- Battle of Burhanpur (1681): Part of the Mughal-Maratha Wars
| Date | 31 January – 2 February 1681 (2 days) |
| Location | Burhanpur, Burhanpur District Madhya Pradesh21°18′N 76°14′E﻿ / ﻿21.3°N 76.23°E |
| Result | Maratha victory |

Belligerents
- Maratha Empire: Mughal Empire

Commanders and leaders
- Sambhaji; Hambirrao Mohite; Kavi Kalash; Suryaji Jake;: Bahadur Khan Kokaltash; Kakar Khan (POW);

= Sacking of Burhanpur =

1681 Maratha raid

The sacking of Burhanpur (31 January – 2 February 1681) refers to the looting of the wealthy city of Burhanpur in Madhya Pradesh by the Maratha ruler Sambhaji. The Maratha army commanded by Sambhaji and Sersenapati Sarlashkar Hambirrao Mohite attacked and plundered the city for three days. Maratha raiders carried out rape, looting and torture of the civilians. The Marathas got a huge loot and returned to Raigad by evading Mughal forces. Marathas also sacked Aurangabad after this sack. This event caused the Mughal emperor Aurangzeb to turn his expedition towards the Deccan, which caused the execution of Sambhaji.

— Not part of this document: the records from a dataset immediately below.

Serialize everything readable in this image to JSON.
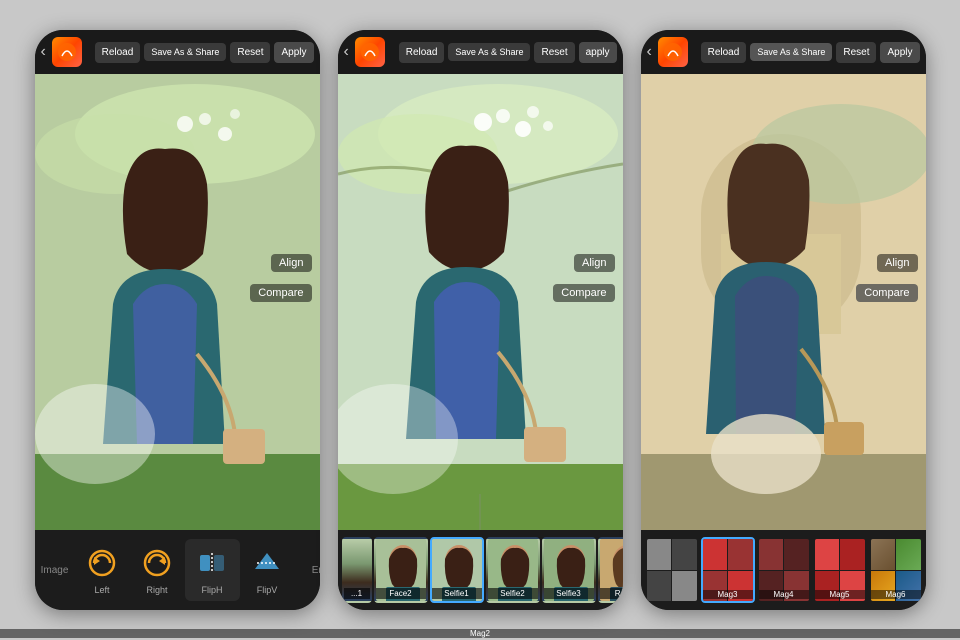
{
  "phones": [
    {
      "id": "phone-left",
      "toolbar": {
        "reload_label": "Reload",
        "save_label": "Save As\n& Share",
        "reset_label": "Reset",
        "apply_label": "Apply"
      },
      "overlay": {
        "align_label": "Align",
        "compare_label": "Compare"
      },
      "bottom": {
        "type": "image-tools",
        "label": "Image",
        "items": [
          {
            "id": "left",
            "label": "Left",
            "icon": "rotate-left"
          },
          {
            "id": "right",
            "label": "Right",
            "icon": "rotate-right"
          },
          {
            "id": "fliph",
            "label": "FlipH",
            "icon": "flip-h",
            "selected": true
          },
          {
            "id": "flipv",
            "label": "FlipV",
            "icon": "flip-v"
          }
        ],
        "more_label": "En..."
      }
    },
    {
      "id": "phone-middle",
      "toolbar": {
        "reload_label": "Reload",
        "save_label": "Save As\n& Share",
        "reset_label": "Reset",
        "apply_label": "apply"
      },
      "overlay": {
        "align_label": "Align",
        "compare_label": "Compare"
      },
      "bottom": {
        "type": "face-effects",
        "thumbs": [
          {
            "id": "face1",
            "label": "...1"
          },
          {
            "id": "face2",
            "label": "Face2"
          },
          {
            "id": "selfie1",
            "label": "Selfie1",
            "selected": true
          },
          {
            "id": "selfie2",
            "label": "Selfie2"
          },
          {
            "id": "selfie3",
            "label": "Selfie3"
          },
          {
            "id": "retro",
            "label": "Retro"
          }
        ]
      }
    },
    {
      "id": "phone-right",
      "toolbar": {
        "reload_label": "Reload",
        "save_label": "Save As\n& Share",
        "reset_label": "Reset",
        "apply_label": "Apply"
      },
      "overlay": {
        "align_label": "Align",
        "compare_label": "Compare"
      },
      "bottom": {
        "type": "mag-effects",
        "thumbs": [
          {
            "id": "mag2",
            "label": "Mag2",
            "colors": [
              "#cc3333",
              "#cc3333",
              "#cc3333",
              "#cc3333"
            ]
          },
          {
            "id": "mag3",
            "label": "Mag3",
            "selected": true,
            "colors": [
              "#cc3333",
              "#cc3333",
              "#cc3333",
              "#cc3333"
            ]
          },
          {
            "id": "mag4",
            "label": "Mag4",
            "colors": [
              "#7a3333",
              "#7a3333",
              "#7a3333",
              "#7a3333"
            ]
          },
          {
            "id": "mag5",
            "label": "Mag5",
            "colors": [
              "#cc4444",
              "#cc4444",
              "#cc4444",
              "#cc4444"
            ]
          },
          {
            "id": "mag6",
            "label": "Mag6",
            "colors": [
              "#8B7355",
              "#6aaa55",
              "#e8a820",
              "#4472aa"
            ]
          }
        ]
      }
    }
  ]
}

== Sacking of Burhanpur ==
Hambirrao Mohite reached the forests near Burhanpur with a 15,000-strong cavalry force. Kakar Khan gathered civilian forces and decided to attack Hambirrao at midnight. As he came out of the city gates, Sambhaji Maharaj himself attacked from the old trenches with a cavalry force of 4,000. Sambhaji Maharaj's force routed the ill-prepared Mughal garrison. Sambhaji Maharaj then left 200-300 soldiers at the main city gate and left for Bahadurpura, the richest suburb of the city. Sambhaji Maharaj started to loot the houses of the richest merchants which were shown to him by his spies. Hambirrao's force soon joined Sambhaji Maharaj and the combined Maratha force started looting the city. Hambirrao, then sealed the city's entrances to ensure that the word of the attack did not spread. Marathas looted the city consecutively for three days. Marathas earned a loot estimated to be around 2 crore rupees.

== Popular culture ==
The Battle of Burhanpur is portrayed in the Marathi television series Swarajya Rakshak Sambhaji, featuring Amol Kolhe as Sambhaji, where it is depicted in detail.

The event is depicted in the opening scenes of the Bollywood film 'Chhaava (2025).